Our baby was due in March 2020. It was my first pregnancy, and everything was completely fine right up until about 36 weeks, when I developed a liver condition called obstetric cholestasis.

This condition carries a small chance of stillbirth in late pregnancy, and so I was advised that it would be best to have an induction at 38 weeks. My husband and I followed this advice, and I went into hospital on 28th February 2020 to be induced.

At about 8pm they sent my husband home, and I was left on the antenatal ward. This was a difficult period; I was starting to have contractions, I was in pain and I felt very scared and alone.

When I asked for help, I got the impression that I was basically expected to take the pain relief and get on with it – childbirth is painful. At around 3am I asked the midwife to come. She said that I still was only 1cm dilated so I could have some pethidine. She also said that it wouldn’t be that long, so I could call my husband Nick.

We only live about five minutes away from the hospital, so he was there very quickly. Once he got there, they monitored the baby’s heart rate for a short time to check that everything was OK, and then gave me the pethidine. The hospital has since lost all record of this monitoring, so we have no way of knowing if everything was actually OK at that stage.

During our antenatal classes we had also been told that you shouldn’t be given pethidine if you are close to giving birth as it can make the baby sleepy. I still wonder if the administration of this drug had an impact on our baby’s recovery. Between 3am and 6am my waters broke. Nick went to get the midwife to come back, as we had been left by ourselves on the antenatal ward for most of this time. Although I was in active labour, the hospital was understaffed so were unable to accommodate me on the labour ward.

When the midwife came, just before 6am, she realised that the baby’s heartbeat was dropping and she pressed the emergency button. We were then rushed through to a labour room.

Our baby, Barney, was born 17 minutes later, at 6.05 am, with the help of a suction cup. We found out later that I had had a placental abruption while in labour, so he hadn’t been getting enough blood or oxygen.

They took Barney to one side straight away and began attempting to resuscitate him. They were working on him for about an hour. We now know, from the Healthcare Safety Investigation Branch (HSIB) report, that during this time they delayed calling in a more senior doctor and failed to give him the blood transfer that he needed in a timely manner and began to cool him when they shouldn’t have, making him dangerously cold.

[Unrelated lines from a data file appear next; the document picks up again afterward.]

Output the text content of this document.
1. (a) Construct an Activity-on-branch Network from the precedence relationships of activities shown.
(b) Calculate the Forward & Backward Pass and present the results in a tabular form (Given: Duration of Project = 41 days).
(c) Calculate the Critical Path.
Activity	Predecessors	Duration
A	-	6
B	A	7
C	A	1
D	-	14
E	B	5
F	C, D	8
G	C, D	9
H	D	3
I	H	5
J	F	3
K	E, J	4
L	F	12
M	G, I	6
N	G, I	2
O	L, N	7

Once they did get him back round, they took Barney upstairs to the special baby unit, and then a couple of hours later my husband and I were allowed to go and see him. We held his hand and spoke to him, and he opened his eyes and looked at us. I am so grateful that we got to have that moment of connection with him.

We were told that they were going to stabilise him and then transfer him to a different hospital who were specialist in cooling and brain damage prevention because he had been without oxygen for so long.

While the transfer team went to get him ready, we were taken to a different room. About 20 minutes later they came back to say that he had had a heart attack and they had been working on him again, but they couldn’t revive him.

We had to go and say goodbye at that point. We were taken back into the room just as they were pronouncing him dead and that is a moment that will continue to haunt me. Afterwards we met with the bereavement midwives and the consultant and they tried to explain what had happened. We were able to spend three days in the Sands Butterfly Bereavement Suite at the hospital with Barney, which while difficult also helped us so much. His grandparents were able to come and visit and hold him and the Sands photographer took some pictures of him which we really treasure.

The postmortem didn’t find anything wrong other than the abruption, which meant that he hadn’t been able to get enough oxygen, otherwise he would have been a perfectly healthy baby boy. It was explained to us there would be an independent report from HSIB as well as the hospital report, because of the nature of what had happened.

The report was obviously really hard because it threw up a lot of things that we didn’t know at first: being left unmonitored on the antenatal ward and the mistakes during resuscitation meant that the outcome for Barney could have been different if things had been handled differently, so it was a bit of a shock. We’d assumed everyone had done their best and they had, but there were still failings in care which we weren’t aware of.

Barney-Price-shared-by-his-mum-Gemma-for-NCMD-report

We have since had another baby boy. His pregnancy and birth were, as you would expect, very stressful. He was born via a planned Caesarean section. On arriving at the hospital for this, we were told that they were four midwives understaffed. Had it not been for two excellent midwives who had come in to support us on their day off, I think we would have turned around and gone home.

My experience through both births has really made me lose confidence in the healthcare system, there are some excellent individuals doing their best, but the system doesn’t work. We would have liked to have had another child, but are now reconsidering it, as the stress and risks that come with it seem too high.


Gemma shared her experience as part of a research report published in July 2022 by the National Child Mortality Database (NCMD), which shows that better support and care for women during pregnancy and birth could save babies' lives and children who die at older ages.